Zum Werkkomplex „Zartes Rosa” gehören auch Kopfkissen, bei denen Nahaufnahmen des Gewebes in einer „Strickliesel” - der traditionellen hölzernen Röhre mit Metallhäkchen, mit dem Mädchen das Stricken lernen - auf den weißen Stoffbezug geprintet sind. Im Zoom wird die rosafarbene, von Schwarz durchbrochene Struktur als räumliche stürzende Perspektive gezeigt. Die Dynamisierung der Raster demonstriert die Manufaktur analog zum mentalen Prozess: wie eine Reise in die eigene Vergangenheit. - Das Kissen ist der Ort des Sich-Einspinnens, des Rückzugs in die Intimität und - in Folge davon - der Träume. Die Bilder der Träume speisen sich aus dem, was wir erlebt haben; für das Ertragen des Un-Heimlichen ist das lichte Rosa als bewusst gewählter, beruhigender Farbton zuständig, der noch unser Unterbewusstsein stimuliert. Bei Sylvie Hauptvogel ist das Thema der Identität unmittelbar mit der eigenen Erinnerung, Prägung, ja, der emotionalen Vorstellung von Heimat und frühen Erfahrungen verbunden.
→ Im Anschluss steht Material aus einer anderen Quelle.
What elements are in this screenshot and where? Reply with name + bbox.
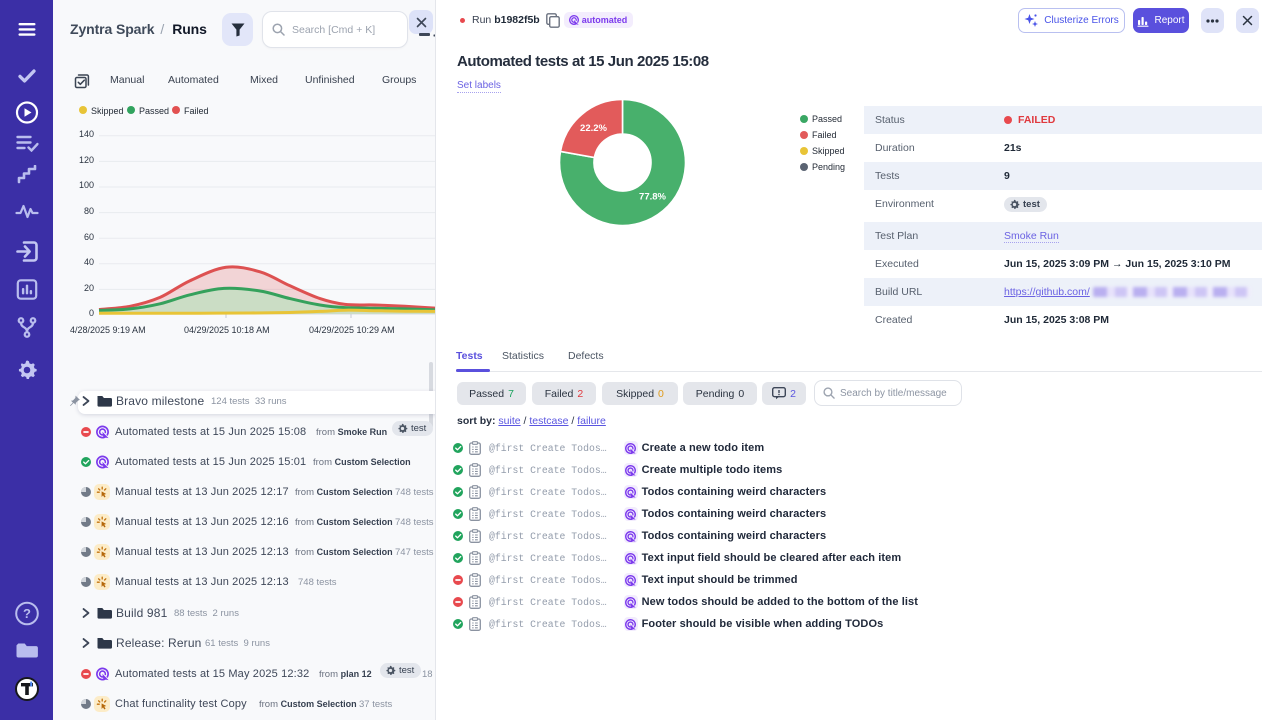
svg-text:?: ? [23, 606, 31, 621]
svg-text:22.2%: 22.2% [580, 123, 607, 134]
svg-text:77.8%: 77.8% [639, 192, 666, 203]
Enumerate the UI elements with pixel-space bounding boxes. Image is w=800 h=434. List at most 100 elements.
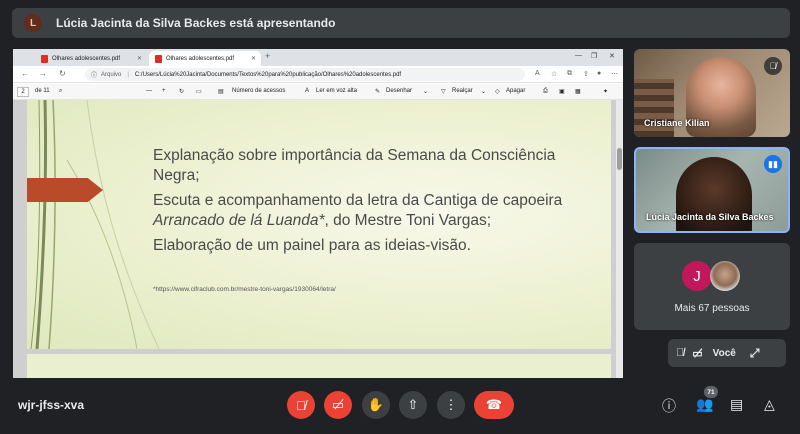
highlight-button[interactable]: Realçar [452, 88, 473, 94]
speaking-indicator-icon: ▮▮ [764, 155, 782, 173]
present-button[interactable]: ⇧ [399, 391, 427, 419]
eraser-icon: ◇ [495, 89, 500, 95]
erase-button[interactable]: Apagar [506, 88, 525, 94]
pdf-viewer: Explanação sobre importância da Semana d… [13, 100, 623, 378]
scrollbar-thumb[interactable] [617, 148, 622, 170]
hand-icon: ✋ [367, 397, 385, 412]
slide-paragraph-1: Explanação sobre importância da Semana d… [153, 147, 556, 184]
more-participants-avatars: J [682, 261, 740, 291]
slide-arrow-shape [27, 178, 103, 202]
background-bookshelf [634, 79, 674, 137]
participant-tile-2[interactable]: ▮▮ Lúcia Jacinta da Silva Backes [634, 147, 790, 233]
print-icon[interactable]: ⎙ [543, 88, 548, 95]
url-field[interactable]: ⓘ Arquivo | C:/Users/Lúcia%20Jacinta/Doc… [85, 68, 525, 81]
read-aloud-button[interactable]: Ler em voz alta [316, 88, 357, 94]
rotate-icon[interactable]: ↻ [179, 88, 184, 95]
slide-paragraph-2: Escuta e acompanhamento da letra da Cant… [153, 191, 593, 231]
forward-icon[interactable]: → [39, 69, 47, 78]
pdf-page: Explanação sobre importância da Semana d… [27, 100, 611, 349]
pdf-file-icon [155, 54, 162, 63]
zoom-in-icon[interactable]: + [162, 88, 166, 94]
pdf-file-icon [41, 54, 48, 63]
page-total: de 11 [35, 88, 50, 94]
slide-paragraph-2-a: Escuta e acompanhamento da letra da Cant… [153, 192, 563, 209]
more-options-button[interactable]: ⋮ [437, 391, 465, 419]
address-bar: ← → ↻ ⓘ Arquivo | C:/Users/Lúcia%20Jacin… [13, 66, 623, 83]
leave-call-button[interactable]: ☎ [474, 391, 514, 419]
profile-icon[interactable]: ● [597, 70, 601, 77]
fit-page-icon[interactable]: ▭ [196, 88, 202, 95]
pin-toolbar-icon[interactable]: ✦ [603, 88, 608, 95]
pdf-scrollbar[interactable] [616, 100, 623, 378]
collections-icon[interactable]: ⧉ [567, 70, 572, 78]
more-options-icon[interactable]: ⋯ [611, 70, 618, 78]
pdf-toolbar: 2 de 11 ⌕ — + ↻ ▭ ▤ Número de acessos A … [13, 84, 623, 100]
draw-button[interactable]: Desenhar [386, 88, 412, 94]
read-aloud-small-icon: A [305, 88, 310, 94]
close-tab-icon[interactable]: ✕ [251, 55, 256, 62]
back-icon[interactable]: ← [21, 69, 29, 78]
self-tile[interactable]: 🎙̸ ▭̸ Você ⤢ [668, 339, 786, 367]
expand-icon[interactable]: ⤢ [750, 346, 760, 361]
meet-window: L Lúcia Jacinta da Silva Backes está apr… [0, 0, 800, 434]
chevron-down-icon[interactable]: ⌄ [423, 88, 428, 95]
hang-up-icon: ☎ [485, 397, 503, 412]
search-icon[interactable]: ⌕ [59, 88, 62, 95]
raise-hand-button[interactable]: ✋ [362, 391, 390, 419]
save-icon[interactable]: ▣ [559, 88, 565, 95]
more-participants-label: Mais 67 pessoas [674, 303, 750, 314]
page-view-button[interactable]: Número de acessos [232, 88, 285, 94]
presenter-banner-text: Lúcia Jacinta da Silva Backes está apres… [56, 16, 336, 30]
more-participants-tile[interactable]: J Mais 67 pessoas [634, 243, 790, 330]
present-screen-icon: ⇧ [407, 397, 419, 412]
shared-screen: Olhares adolescentes.pdf ✕ Olhares adole… [13, 49, 623, 378]
camera-off-icon: ▭̸ [331, 397, 345, 412]
address-separator: | [127, 71, 129, 78]
camera-off-icon: ▭̸ [692, 347, 703, 360]
participant-avatar-j: J [682, 261, 712, 291]
people-icon[interactable]: 👥 [696, 396, 713, 413]
close-window-icon[interactable]: ✕ [609, 52, 615, 60]
maximize-icon[interactable]: ❐ [591, 52, 597, 60]
page-number-input[interactable]: 2 [17, 87, 29, 97]
activities-icon[interactable]: ◬ [764, 396, 775, 413]
info-icon: ⓘ [91, 73, 98, 79]
close-tab-icon[interactable]: ✕ [137, 55, 142, 62]
address-label: Arquivo [101, 71, 122, 78]
new-tab-icon[interactable]: + [265, 51, 270, 61]
chevron-down-icon[interactable]: ⌄ [481, 88, 486, 95]
save-as-icon[interactable]: ▦ [575, 88, 581, 95]
browser-tab-2[interactable]: Olhares adolescentes.pdf ✕ [149, 51, 261, 66]
chat-icon[interactable]: ▤ [730, 396, 743, 413]
participant-tile-1[interactable]: 🎙̸ Cristiane Kilian [634, 49, 790, 137]
share-icon[interactable]: ⇪ [583, 70, 589, 78]
presenter-avatar: L [24, 14, 42, 32]
participant-name: Lúcia Jacinta da Silva Backes [646, 212, 774, 222]
slide-decoration [30, 100, 160, 349]
url-text: C:/Users/Lúcia%20Jacinta/Documents/Texto… [134, 71, 402, 78]
zoom-out-icon[interactable]: — [146, 88, 152, 94]
participant-count-badge: 71 [704, 386, 718, 398]
reload-icon[interactable]: ↻ [59, 69, 66, 78]
mic-toggle-button[interactable]: 🎙̸ [287, 391, 315, 419]
mic-off-icon: 🎙̸ [296, 397, 306, 413]
page-view-icon: ▤ [218, 89, 224, 95]
browser-tab-label: Olhares adolescentes.pdf [52, 55, 121, 62]
browser-tab-1[interactable]: Olhares adolescentes.pdf ✕ [35, 51, 147, 66]
participant-avatar-photo [710, 261, 740, 291]
mic-off-icon: 🎙̸ [676, 347, 685, 359]
more-vert-icon: ⋮ [444, 397, 458, 412]
self-name: Você [712, 347, 736, 359]
camera-toggle-button[interactable]: ▭̸ [324, 391, 352, 419]
meeting-code: wjr-jfss-xva [18, 398, 85, 412]
read-aloud-icon[interactable]: A [535, 70, 540, 77]
participant-name: Cristiane Kilian [644, 118, 710, 128]
highlight-icon: ▽ [441, 89, 446, 95]
meeting-details-icon[interactable]: ⓘ [662, 396, 676, 416]
favorites-icon[interactable]: ☆ [551, 70, 557, 78]
minimize-icon[interactable]: — [575, 52, 582, 59]
slide-paragraph-2-b: , do Mestre Toni Vargas; [324, 212, 492, 229]
slide-footnote: *https://www.cifraclub.com.br/mestre-ton… [153, 286, 336, 293]
browser-tab-label: Olhares adolescentes.pdf [166, 55, 235, 62]
slide-song-title: Arrancado de lá Luanda* [153, 212, 325, 229]
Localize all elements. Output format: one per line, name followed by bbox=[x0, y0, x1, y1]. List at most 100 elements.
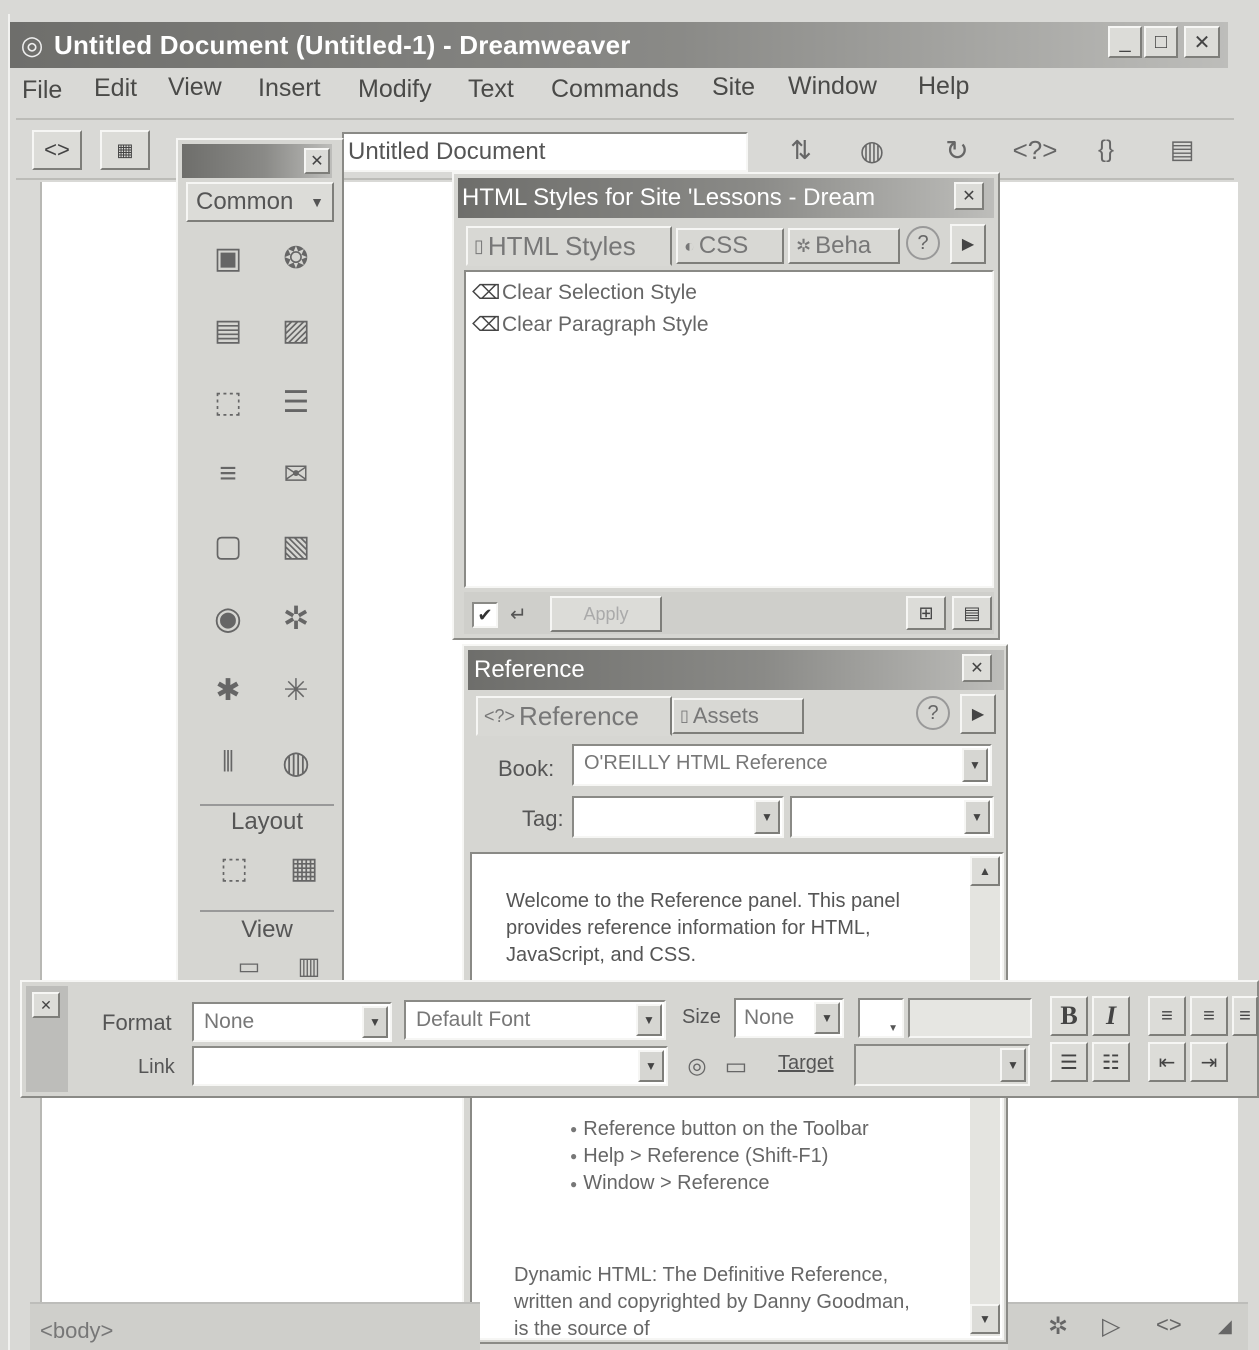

Dazu hat sie in den letzten Jahren häusliche Gegenstände aus ihrer Kindheit als Ausgangspunkt ihrer Aktionen, Objekte und Installationen genommen, etwa Wärmeflaschen, Kleidungsstücke, Waschlappen und nun also das Fotoalbum. Humorvolles trifft sich mit Nostalgischem, die Sinnlichkeit des Haptischen mit dem Überraschenden der Vorstellungen. Im Blick auf die Vergangenheit schärft Hauptvogel für die Gegenwart: Noch einmal kehren die früheren Strukturen und Texturen des Tagtäglichen auf der Netzhaut nach dem Schließen der Augen wieder.

Thomas Hirsch


(1)Bei der ersten Präsentation dieser Installation im Sparkassenforum Wuppertal im April/Mai 2015 befanden sich Tisch und Stuhl auf einem exponierenden Sockel.

(2)Zwischen diesen Blättern - also im Verborgenen - laufen die Stickereien aus.

(3)Stéphane Mallarmé, Un coup de dés, München: dtv, 2000, 223.

(4)Klaus Küster, in: Ausst.-Kat. Nach der Fotografie, Kunst in der Sparkasse, Wuppertal 2015, 7.

(5)Das Pergamin als widerstandsfähiges Transparentpapier wird im Kontext von Fotoalben aufgrund seiner motivischen Prägung auch Spinnenpapier genannt. Es wird seit Ende des 19. Jahrhunderts verwandt, um das Verkleben gegenüberliegender Fotografien zu verhindern.

(6)Tatsächlich erfüllte die traditionelle Bildwirkerei auch die Funktion der späteren Fotografie als Dokumentation.